Em um paciente com dor abdominal súbita, histórico de uso de AINEs (Indometacina para espondilite anquilosante), etilismo, náuseas, vômitos, hematêmese e sinais de irritação peritoneal (timpanismo, dor difusa), a principal suspeita é de perfuração de víscera oca, como uma úlcera péptica. O RX de tórax e abdome é o exame inicial mais rápido e eficaz para detectar pneumoperitônio.

Contexto Educacional

A dor abdominal aguda é uma das queixas mais frequentes em serviços de emergência, exigindo uma abordagem diagnóstica rápida e precisa para identificar condições que ameaçam a vida. Para residentes de Clínica Médica e Cirurgia, a capacidade de raciocinar clinicamente e solicitar os exames complementares corretos é crucial. A suspeita de perfuração de víscera oca, como uma úlcera péptica perfurada, é uma emergência cirúrgica que demanda reconhecimento imediato. A fisiopatologia da perfuração de úlcera péptica frequentemente envolve o uso de anti-inflamatórios não esteroides (AINEs) e fatores como etilismo, que comprometem a barreira protetora da mucosa gástrica ou duodenal. A dor súbita e intensa, associada a sinais de irritação peritoneal (timpanismo, dor difusa à palpação), náuseas, vômitos e hematêmese, são alertas importantes. O pneumoperitônio, ou ar livre na cavidade abdominal, é o sinal mais confiável de perfuração. Nesse contexto, o exame complementar de escolha inicial é o RX de tórax (em PA e perfil) e abdome (em pé e deitado). Ele permite a detecção de ar subdiafragmático, um achado patognomônico de perfuração. Embora a tomografia de abdome possa oferecer mais detalhes, o RX é mais rápido e acessível na urgência, sendo fundamental para guiar a conduta imediata, que geralmente é cirúrgica. Dominar essa sequência diagnóstica é essencial para a prática segura e para o sucesso em provas de residência.

Perguntas Frequentes

Quais são os sinais e sintomas que sugerem uma perfuração de víscera oca?
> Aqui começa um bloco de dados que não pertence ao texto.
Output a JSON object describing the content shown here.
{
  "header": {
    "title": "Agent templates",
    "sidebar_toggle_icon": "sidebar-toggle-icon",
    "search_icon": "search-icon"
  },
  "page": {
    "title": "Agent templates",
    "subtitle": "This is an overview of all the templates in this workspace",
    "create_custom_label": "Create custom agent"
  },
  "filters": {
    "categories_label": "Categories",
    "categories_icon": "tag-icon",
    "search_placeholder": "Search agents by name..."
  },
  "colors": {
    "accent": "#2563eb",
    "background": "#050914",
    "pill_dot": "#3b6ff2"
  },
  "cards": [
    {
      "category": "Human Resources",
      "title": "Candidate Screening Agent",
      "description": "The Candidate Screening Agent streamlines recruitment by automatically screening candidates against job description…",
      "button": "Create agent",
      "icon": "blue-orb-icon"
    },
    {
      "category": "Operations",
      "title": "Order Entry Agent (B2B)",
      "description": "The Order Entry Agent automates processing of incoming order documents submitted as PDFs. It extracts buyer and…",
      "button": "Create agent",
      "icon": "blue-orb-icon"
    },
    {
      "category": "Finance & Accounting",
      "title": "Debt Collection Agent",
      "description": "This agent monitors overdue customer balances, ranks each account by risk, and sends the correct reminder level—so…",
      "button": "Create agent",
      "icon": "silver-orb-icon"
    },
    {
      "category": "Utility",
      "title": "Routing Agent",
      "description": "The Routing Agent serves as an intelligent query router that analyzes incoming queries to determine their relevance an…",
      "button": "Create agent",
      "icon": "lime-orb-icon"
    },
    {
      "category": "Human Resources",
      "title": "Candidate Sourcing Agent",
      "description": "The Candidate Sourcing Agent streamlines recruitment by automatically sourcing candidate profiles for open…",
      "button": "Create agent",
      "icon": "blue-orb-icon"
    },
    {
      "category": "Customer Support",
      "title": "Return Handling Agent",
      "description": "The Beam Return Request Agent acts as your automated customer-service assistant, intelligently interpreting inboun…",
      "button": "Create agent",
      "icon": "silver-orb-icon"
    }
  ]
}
Sinais e sintomas incluem dor abdominal súbita e intensa, frequentemente em 'punhalada', que pode se generalizar, náuseas, vômitos, distensão abdominal, timpanismo, defesa e descompressão brusca dolorosa. A presença de febre e taquicardia pode indicar peritonite.

Por que o RX de tórax e abdome é o exame inicial mais indicado para suspeita de perfuração?

O RX de tórax (PA e perfil) e abdome (em pé e deitado) é o exame inicial mais indicado porque é rápido, amplamente disponível e eficaz na detecção de pneumoperitônio (ar livre na cavidade abdominal), que é o sinal radiológico mais comum e direto de perfuração de víscera oca.

Como o uso de AINEs e o etilismo contribuem para o risco de perfuração gastrointestinal?

O uso crônico de AINEs (como a Indometacina) inibe a síntese de prostaglandinas, que são protetoras da mucosa gástrica, aumentando o risco de úlceras e suas complicações, como sangramento e perfuração. O etilismo também é um fator de risco para gastrite e úlcera péptica, potencializando o dano à mucosa gastrointestinal.